フル出場したアウトサイドヒッター高橋藍(24)は、敗戦の責任を自らに向けた。「非常に難しい展開を自分たちから作ってしまった。自分自身が決めるところを決められなかった部分が、この負けにつながった。自分が得点を取れなかったところが今日の負けにつながった」と悔しさをにじませた。
日本は第1セットを落としたものの、第2セットはジュースの末に28-26で奪い返した。しかし、第3セットは9-8から5連続失点を喫して流れを失い、第4セットも一時11-8とリードしながら逆転を許して22-25。2大会ぶりの表彰台とはならなかった。

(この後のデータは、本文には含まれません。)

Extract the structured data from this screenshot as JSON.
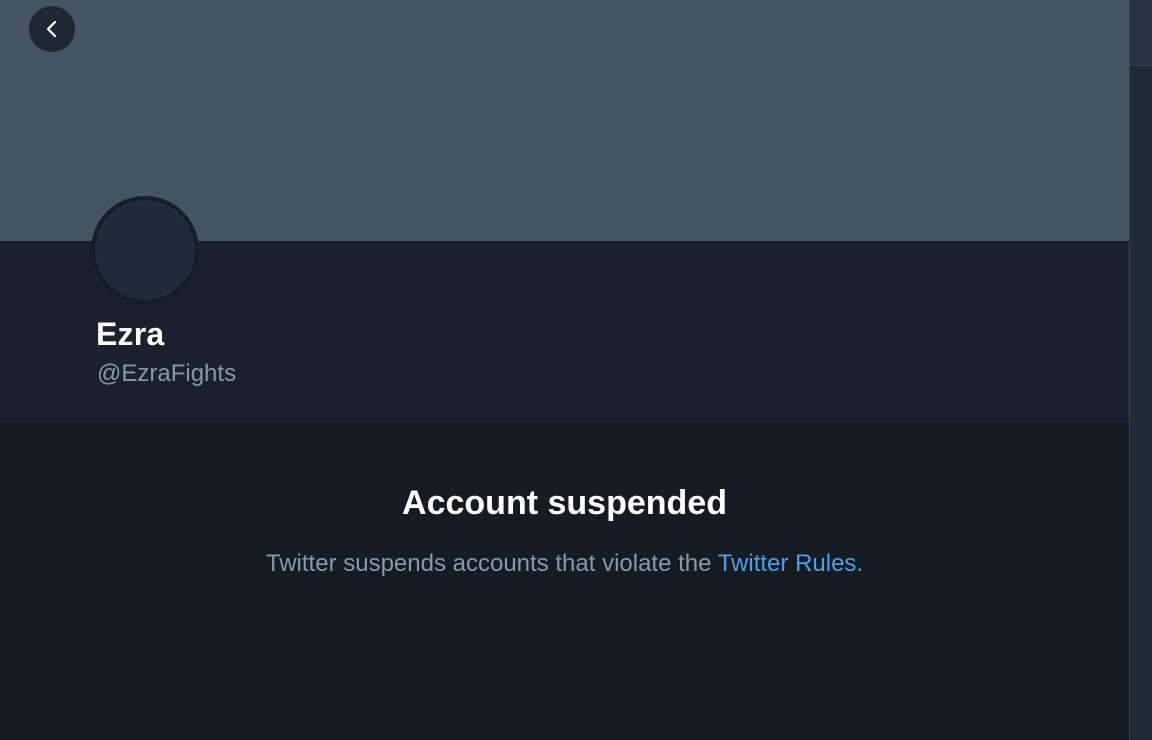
{
  "profile": {
    "display_name": "Ezra",
    "handle": "@EzraFights"
  },
  "suspension": {
    "title": "Account suspended",
    "message_prefix": "Twitter suspends accounts that violate the ",
    "rules_link": "Twitter Rules",
    "message_suffix": "."
  },
  "icons": {
    "back": "chevron-left-icon"
  },
  "colors": {
    "banner": "#445465",
    "background": "#15202b",
    "link": "#4b9fe6",
    "secondary_text": "#8899a6"
  }
}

日本は1次リーグで史上初の12戦全勝を達成。それでも決勝トーナメントのメダルが懸かる局面で連敗を喫した。高橋はこの日、チームトップの20得点を挙げたが、「メダルが懸かった勝負で、その最後の1点、大事なポイントを取れていない」と課題を列挙。それでも「自分たちのディフェンスだったり、自分たちのバレーボールは世界に通用してきている部分もある」と収穫も強調した。
今季最大の目標は9月のアジア選手権(福岡)で、優勝すれば28年ロサンゼルス五輪出場権を獲得する。「オリンピック予選ではこの負けは許されない。いい経験になったことはプラスだと思う。でも最後の1点を取り切れる選手になりたい」と、同大会での雪辱を誓った。